Sat, August 8, 10:00 to 11:30am, TBA

Abstract

After more than a decade of failed attempts by Congress to put undocumented immigrant youth on a pathway to legalization, on June 15, 2012, President Barack Obama, introduced the Deferred Action for Childhood Arrivals (DACA) program, an administrative reprieve that offered eligible young people protection from deportation and work authorization, but stopped short of the conferral of lawful status. The policy transformed the lives of hundreds of thousands of undocumented young people, opening new pathways to higher education, allowing beneficiaries to forge careers, and enabling them to purchase homes and start families. While less frequently discussed, DACA also improved the less tangible aspects of beneficiaries’ lives, like their sense of belonging—in other words, the deep subjective feeling of security, acceptance, and inclusion they experience within a group, community, or place.
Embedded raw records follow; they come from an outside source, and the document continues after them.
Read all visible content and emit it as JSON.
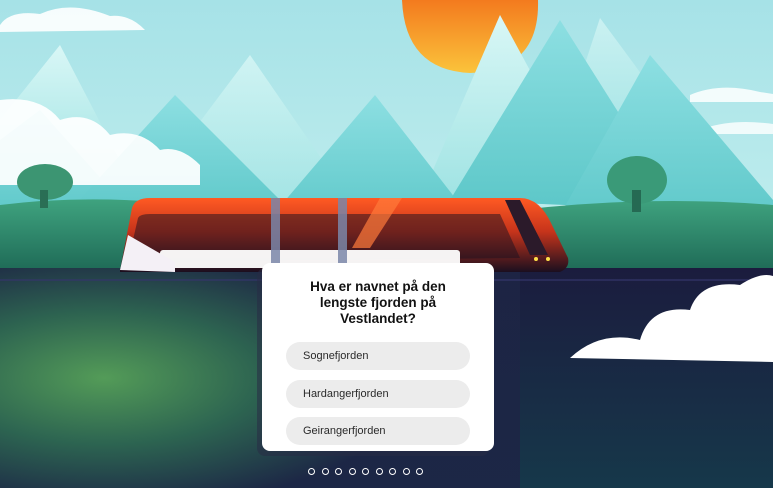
{
  "quiz": {
    "question": "Hva er navnet på den lengste fjorden på Vestlandet?",
    "options": [
      {
        "label": "Sognefjorden"
      },
      {
        "label": "Hardangerfjorden"
      },
      {
        "label": "Geirangerfjorden"
      }
    ]
  },
  "pagination": {
    "total_steps": 9
  },
  "colors": {
    "sky": "#bfeef0",
    "sun": "#f7941d",
    "train_red": "#e5421c",
    "ground": "#1a1a3a",
    "option_bg": "#ececec"
  }
}
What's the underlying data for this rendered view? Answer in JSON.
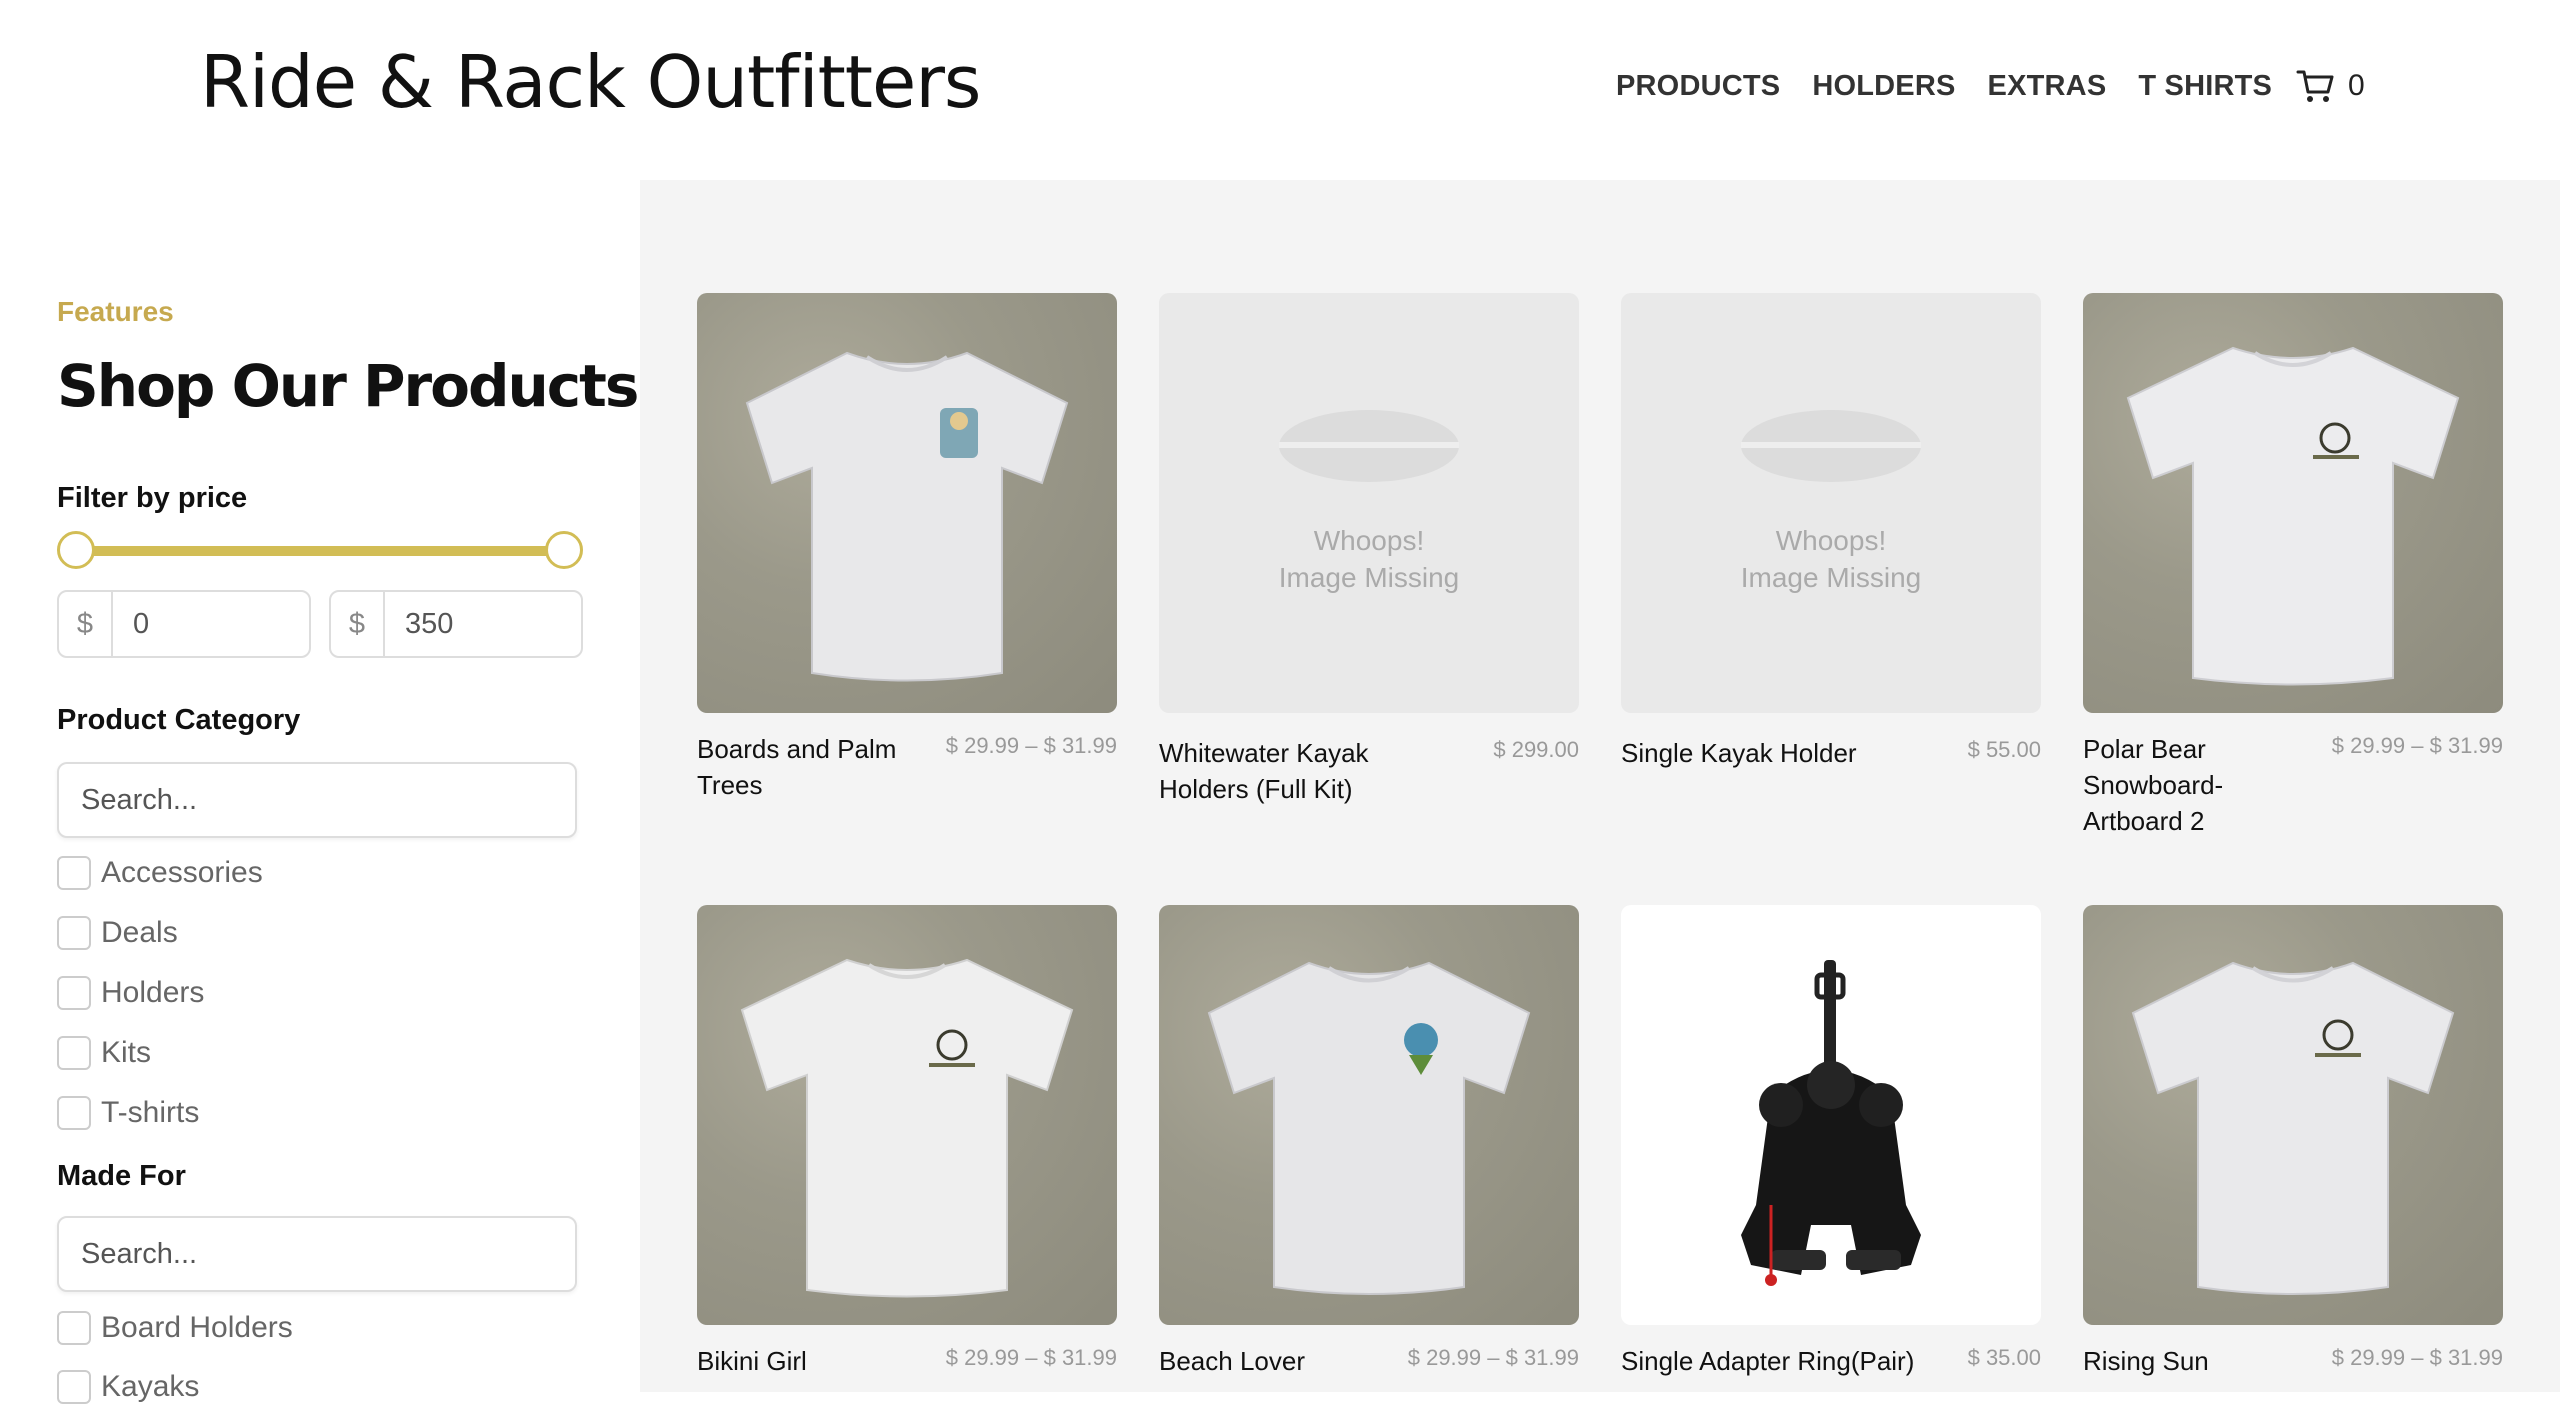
{
  "header": {
    "logo": "Ride & Rack Outfitters",
    "nav": [
      "PRODUCTS",
      "HOLDERS",
      "EXTRAS",
      "T SHIRTS"
    ],
    "cart_count": "0"
  },
  "sidebar": {
    "eyebrow": "Features",
    "title": "Shop Our Products",
    "price_filter": {
      "label": "Filter by price",
      "currency": "$",
      "min": "0",
      "max": "350"
    },
    "category": {
      "label": "Product Category",
      "placeholder": "Search...",
      "options": [
        "Accessories",
        "Deals",
        "Holders",
        "Kits",
        "T-shirts"
      ]
    },
    "made_for": {
      "label": "Made For",
      "placeholder": "Search...",
      "options": [
        "Board Holders",
        "Kayaks"
      ]
    }
  },
  "products": [
    {
      "name": "Boards and Palm Trees",
      "price": "$ 29.99 – $ 31.99",
      "image": "tshirt"
    },
    {
      "name": "Whitewater Kayak Holders (Full Kit)",
      "price": "$ 299.00",
      "image": "missing"
    },
    {
      "name": "Single Kayak Holder",
      "price": "$ 55.00",
      "image": "missing"
    },
    {
      "name": "Polar Bear Snowboard-Artboard 2",
      "price": "$ 29.99 – $ 31.99",
      "image": "tshirt"
    },
    {
      "name": "Bikini Girl",
      "price": "$ 29.99 – $ 31.99",
      "image": "tshirt"
    },
    {
      "name": "Beach Lover",
      "price": "$ 29.99 – $ 31.99",
      "image": "tshirt"
    },
    {
      "name": "Single Adapter Ring(Pair)",
      "price": "$ 35.00",
      "image": "boots"
    },
    {
      "name": "Rising Sun",
      "price": "$ 29.99 – $ 31.99",
      "image": "tshirt"
    }
  ],
  "missing_image_text": [
    "Whoops!",
    "Image Missing"
  ],
  "colors": {
    "accent": "#c6a94f",
    "slider": "#d2bd55",
    "main_bg": "#f4f4f4"
  }
}
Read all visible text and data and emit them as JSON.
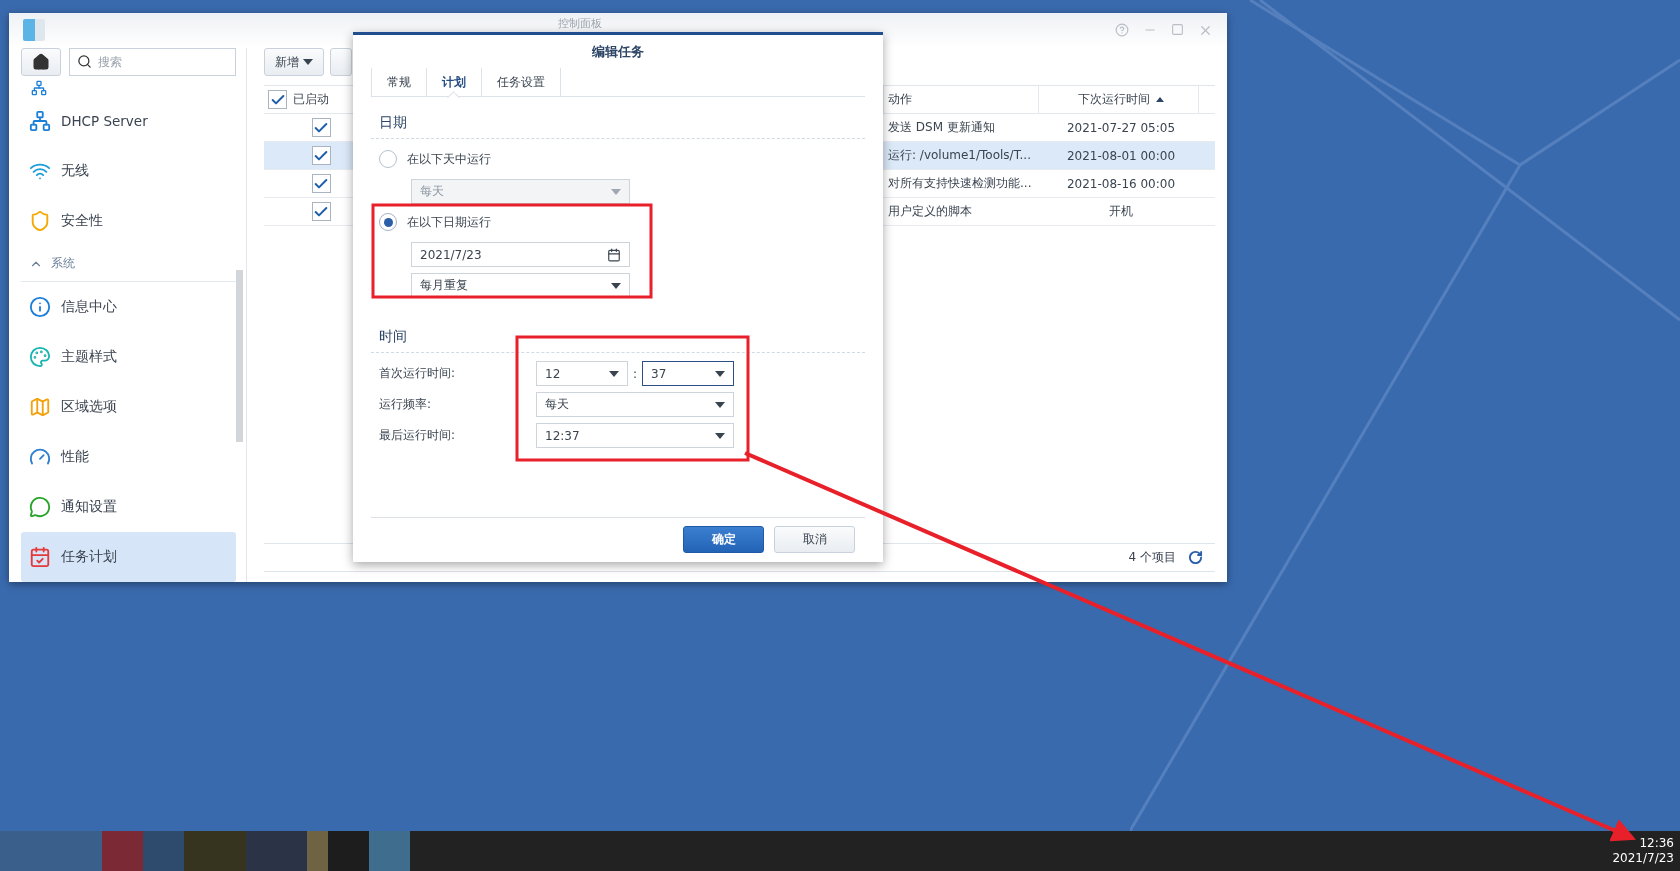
{
  "window": {
    "title": "控制面板"
  },
  "sidebar": {
    "search": {
      "placeholder": "搜索"
    },
    "items": [
      {
        "kind": "item",
        "label": "DHCP Server",
        "selected": false
      },
      {
        "kind": "item",
        "label": "无线",
        "selected": false
      },
      {
        "kind": "item",
        "label": "安全性",
        "selected": false
      },
      {
        "kind": "section",
        "label": "系统",
        "expanded": true
      },
      {
        "kind": "item",
        "label": "信息中心",
        "selected": false
      },
      {
        "kind": "item",
        "label": "主题样式",
        "selected": false
      },
      {
        "kind": "item",
        "label": "区域选项",
        "selected": false
      },
      {
        "kind": "item",
        "label": "性能",
        "selected": false
      },
      {
        "kind": "item",
        "label": "通知设置",
        "selected": false
      },
      {
        "kind": "item",
        "label": "任务计划",
        "selected": true
      }
    ]
  },
  "toolbar": {
    "buttons": [
      "新增"
    ]
  },
  "table": {
    "header_checked": true,
    "columns": [
      {
        "label": "已启动"
      },
      {
        "label": "动作"
      },
      {
        "label": "下次运行时间",
        "sorted": true
      }
    ],
    "rows": [
      {
        "enabled": true,
        "action": "发送 DSM 更新通知",
        "next_run": "2021-07-27 05:05",
        "selected": false
      },
      {
        "enabled": true,
        "action": "运行: /volume1/Tools/T...",
        "next_run": "2021-08-01 00:00",
        "selected": true
      },
      {
        "enabled": true,
        "action": "对所有支持快速检测功能...",
        "next_run": "2021-08-16 00:00",
        "selected": false
      },
      {
        "enabled": true,
        "action": "用户定义的脚本",
        "next_run": "开机",
        "selected": false
      }
    ]
  },
  "footer": {
    "count": "4 个项目"
  },
  "dialog": {
    "title": "编辑任务",
    "tabs": [
      {
        "label": "常规",
        "selected": false
      },
      {
        "label": "计划",
        "selected": true
      },
      {
        "label": "任务设置",
        "selected": false
      }
    ],
    "date": {
      "heading": "日期",
      "options": [
        {
          "label": "在以下天中运行",
          "selected": false,
          "fields": [
            {
              "kind": "select",
              "value": "每天",
              "disabled": true
            }
          ]
        },
        {
          "label": "在以下日期运行",
          "selected": true,
          "fields": [
            {
              "kind": "date",
              "value": "2021/7/23",
              "disabled": false
            },
            {
              "kind": "select",
              "value": "每月重复",
              "disabled": false
            }
          ]
        }
      ]
    },
    "time": {
      "heading": "时间",
      "first_run": {
        "label": "首次运行时间:",
        "hour": "12",
        "separator": ":",
        "minute": "37"
      },
      "rows": [
        {
          "label": "运行频率:",
          "value": "每天"
        },
        {
          "label": "最后运行时间:",
          "value": "12:37"
        }
      ]
    },
    "buttons": [
      {
        "label": "确定",
        "kind": "primary"
      },
      {
        "label": "取消",
        "kind": "secondary"
      }
    ]
  },
  "taskbar": {
    "time": "12:36",
    "date": "2021/7/23"
  }
}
Yet these forms of belonging are unevenly distributed across the varied local contexts of reception across the United States. For DACA beneficiaries, where they live remains one of the most significant determinants of disparity. This paper offers new insights into the relationships between place and belonging for immigrant young adults by drawing on an unprecedented multi-sited longitudinal study of DACA-eligible immigrants living in diverse state contexts. We argue that local configurations of place shape unique contexts of belonging. However, the ways in which young people experience belonging do not always align neatly with traditional notions of “restrictive” or “inclusive” contexts. Instead, through friendships, community engagement, and their built and natural environments, our participants constructed and experienced belonging within the particular landscapes of their lives. At a time when immigrants face significant challenges from the federal government, our research offers new insights into how belonging operates as relational, community, and place-based process.